Sent outside ... Gough Whitlam and Arthur Calwell waited outside the Kingston Hotel while party powerbrokers decided policy.
As well as making it much harder for caucus to oust a Labor prime minister or opposition leader, the reforms will allow party members a 50 per cent say in who is elected. Max Schroedi, a 23-year-old student, said it makes him more inclined to vote Labor. "I think it was unfair how they could change leader without going to the people. It's a better way of doing it," he said.
Apprentice electricians Troy Harris-McMillan and Mitch Edwards said they think Labor's heading in the right direction. "I'm happier with Rudd over Gillard,'' Mr Harris-McMillan said. ''The reforms sound a lot better. They're doing more right things, rather than stuffing up more and more.''
Mr Edwards said the leadership merry-go-round has damaged Australia's international standing.

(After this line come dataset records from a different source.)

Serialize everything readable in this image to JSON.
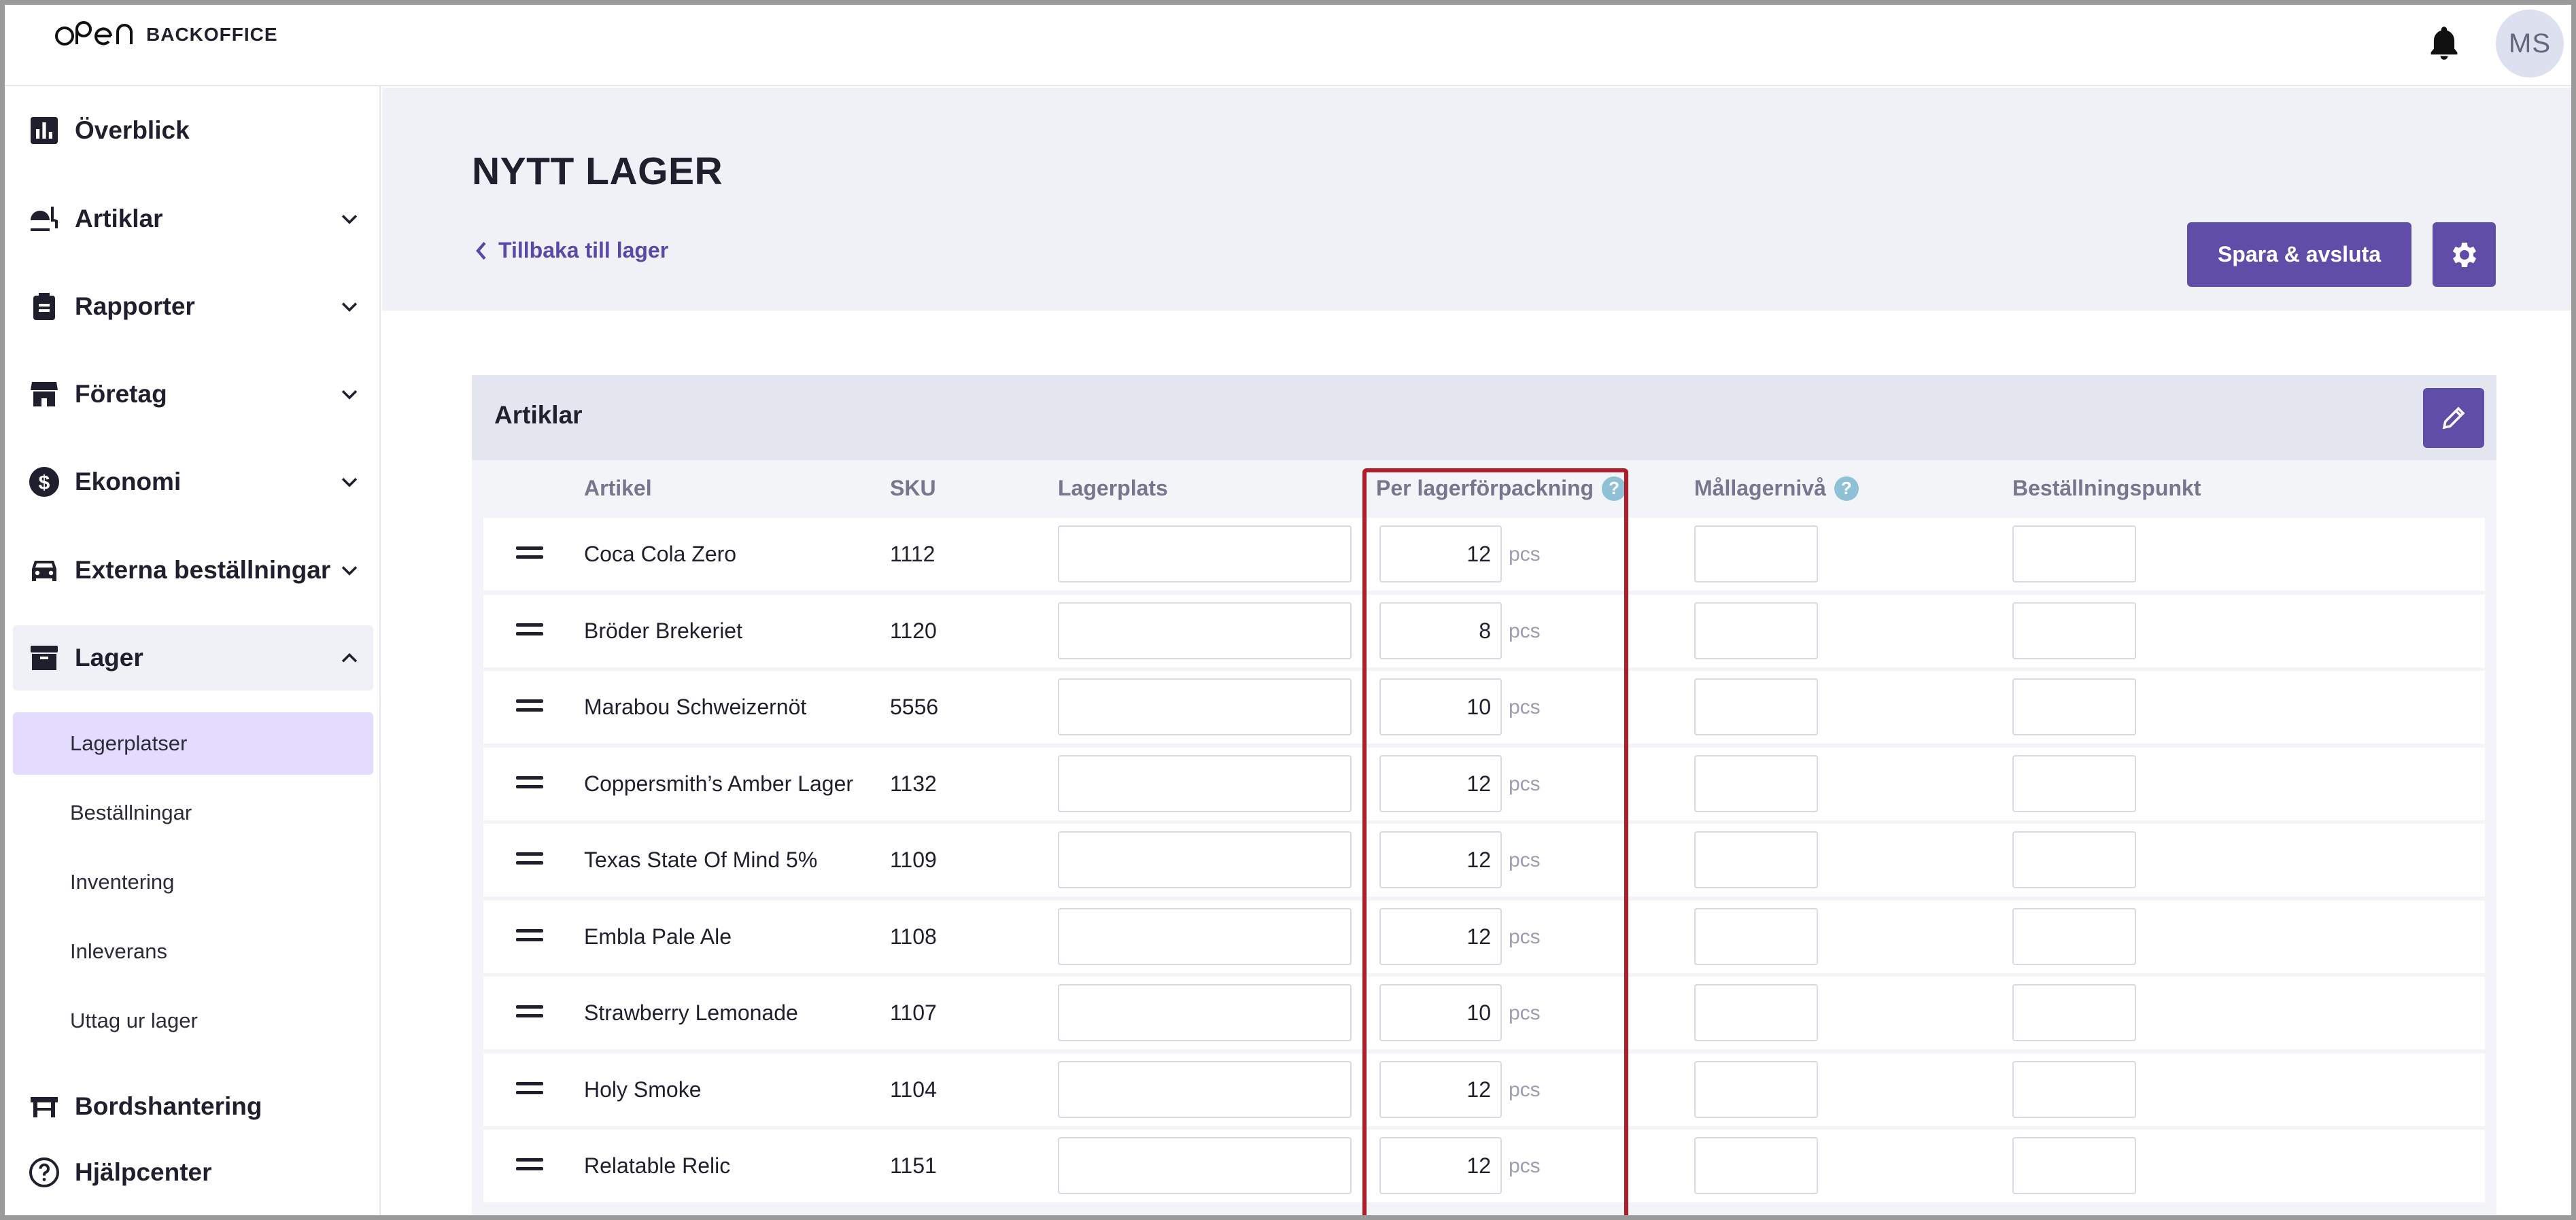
{
  "brand": {
    "logo_text": "BACKOFFICE"
  },
  "user": {
    "initials": "MS"
  },
  "sidebar": {
    "items": [
      {
        "label": "Överblick",
        "icon": "bar-chart-icon"
      },
      {
        "label": "Artiklar",
        "icon": "food-icon"
      },
      {
        "label": "Rapporter",
        "icon": "clipboard-icon"
      },
      {
        "label": "Företag",
        "icon": "store-icon"
      },
      {
        "label": "Ekonomi",
        "icon": "dollar-icon"
      },
      {
        "label": "Externa beställningar",
        "icon": "car-icon"
      },
      {
        "label": "Lager",
        "icon": "archive-icon"
      },
      {
        "label": "Bordshantering",
        "icon": "table-icon"
      },
      {
        "label": "Hjälpcenter",
        "icon": "help-circle-icon"
      }
    ],
    "lager_sub": [
      "Lagerplatser",
      "Beställningar",
      "Inventering",
      "Inleverans",
      "Uttag ur lager"
    ]
  },
  "header": {
    "title": "NYTT LAGER",
    "back_label": "Tillbaka till lager",
    "save_label": "Spara & avsluta"
  },
  "card": {
    "title": "Artiklar"
  },
  "table": {
    "columns": [
      "Artikel",
      "SKU",
      "Lagerplats",
      "Per lagerförpackning",
      "Mållagernivå",
      "Beställningspunkt"
    ],
    "help_mark": "?",
    "unit": "pcs",
    "rows": [
      {
        "name": "Coca Cola Zero",
        "sku": "1112",
        "per_pack": "12"
      },
      {
        "name": "Bröder Brekeriet",
        "sku": "1120",
        "per_pack": "8"
      },
      {
        "name": "Marabou Schweizernöt",
        "sku": "5556",
        "per_pack": "10"
      },
      {
        "name": "Coppersmith’s Amber Lager",
        "sku": "1132",
        "per_pack": "12"
      },
      {
        "name": "Texas State Of Mind 5%",
        "sku": "1109",
        "per_pack": "12"
      },
      {
        "name": "Embla Pale Ale",
        "sku": "1108",
        "per_pack": "12"
      },
      {
        "name": "Strawberry Lemonade",
        "sku": "1107",
        "per_pack": "10"
      },
      {
        "name": "Holy Smoke",
        "sku": "1104",
        "per_pack": "12"
      },
      {
        "name": "Relatable Relic",
        "sku": "1151",
        "per_pack": "12"
      }
    ]
  },
  "colors": {
    "accent": "#5f4da8",
    "highlight_border": "#b01c2a",
    "selected_bg": "#e4dcff"
  }
}
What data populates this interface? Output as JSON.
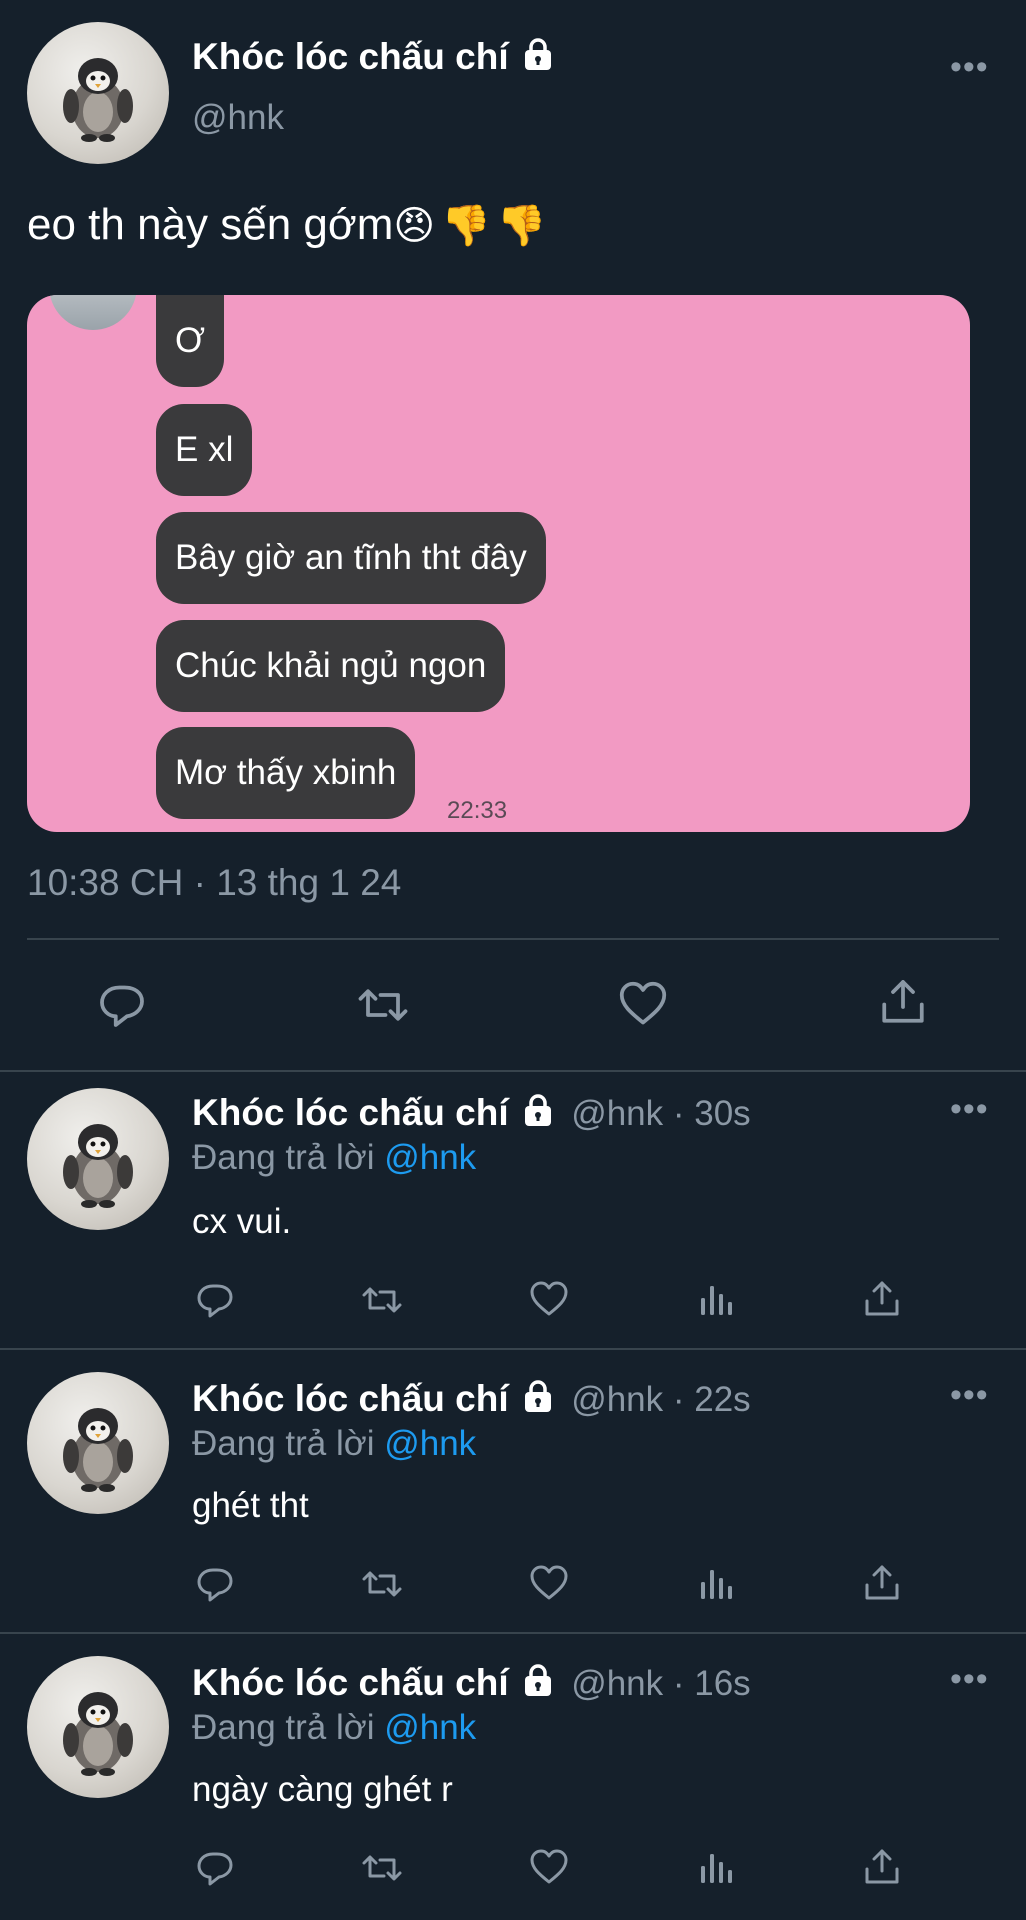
{
  "main_tweet": {
    "display_name": "Khóc lóc chấu chí",
    "handle": "@hnk",
    "text": "eo th này sến gớm",
    "emojis": [
      "😠",
      "👎",
      "👎"
    ],
    "timestamp": "10:38 CH · 13 thg 1 24",
    "more_label": "•••",
    "actions": [
      "reply-icon",
      "retweet-icon",
      "like-icon",
      "share-icon"
    ]
  },
  "image": {
    "background": "#f29ac3",
    "messages": [
      "Ơ",
      "E xl",
      "Bây giờ an tĩnh tht đây",
      "Chúc khải ngủ ngon",
      "Mơ thấy xbinh"
    ],
    "time": "22:33"
  },
  "replies": [
    {
      "display_name": "Khóc lóc chấu chí",
      "handle_time": "@hnk · 30s",
      "replying_prefix": "Đang trả lời",
      "replying_to": "@hnk",
      "text": "cx vui.",
      "more_label": "•••"
    },
    {
      "display_name": "Khóc lóc chấu chí",
      "handle_time": "@hnk · 22s",
      "replying_prefix": "Đang trả lời",
      "replying_to": "@hnk",
      "text": "ghét tht",
      "more_label": "•••"
    },
    {
      "display_name": "Khóc lóc chấu chí",
      "handle_time": "@hnk · 16s",
      "replying_prefix": "Đang trả lời",
      "replying_to": "@hnk",
      "text": "ngày càng ghét r",
      "more_label": "•••"
    }
  ],
  "colors": {
    "background": "#15202b",
    "text": "#ffffff",
    "secondary": "#8b98a5",
    "link": "#1d9bf0",
    "divider": "#38444d"
  }
}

"What has happened has made Australia look like a bit of a joke around the world, so it's good he's doing something," he said.
But not everyone is so quick to trust Labor again.
69-year-old retiree and former Labor voter Jennifer Fox said the party hadn't changed enough to get her vote. "I've already made up my mind," she said. "Ultimately I don't see what difference the reforms make. I want something fresher and younger with more imagination."
Kambah resident Dani Butler remains cautious of the reinstalled Labor leader.
"He's a bit of a snake in the grass, having come back and stabbed Julia Gillard in the back," she said. "I'm not sure I can trust him."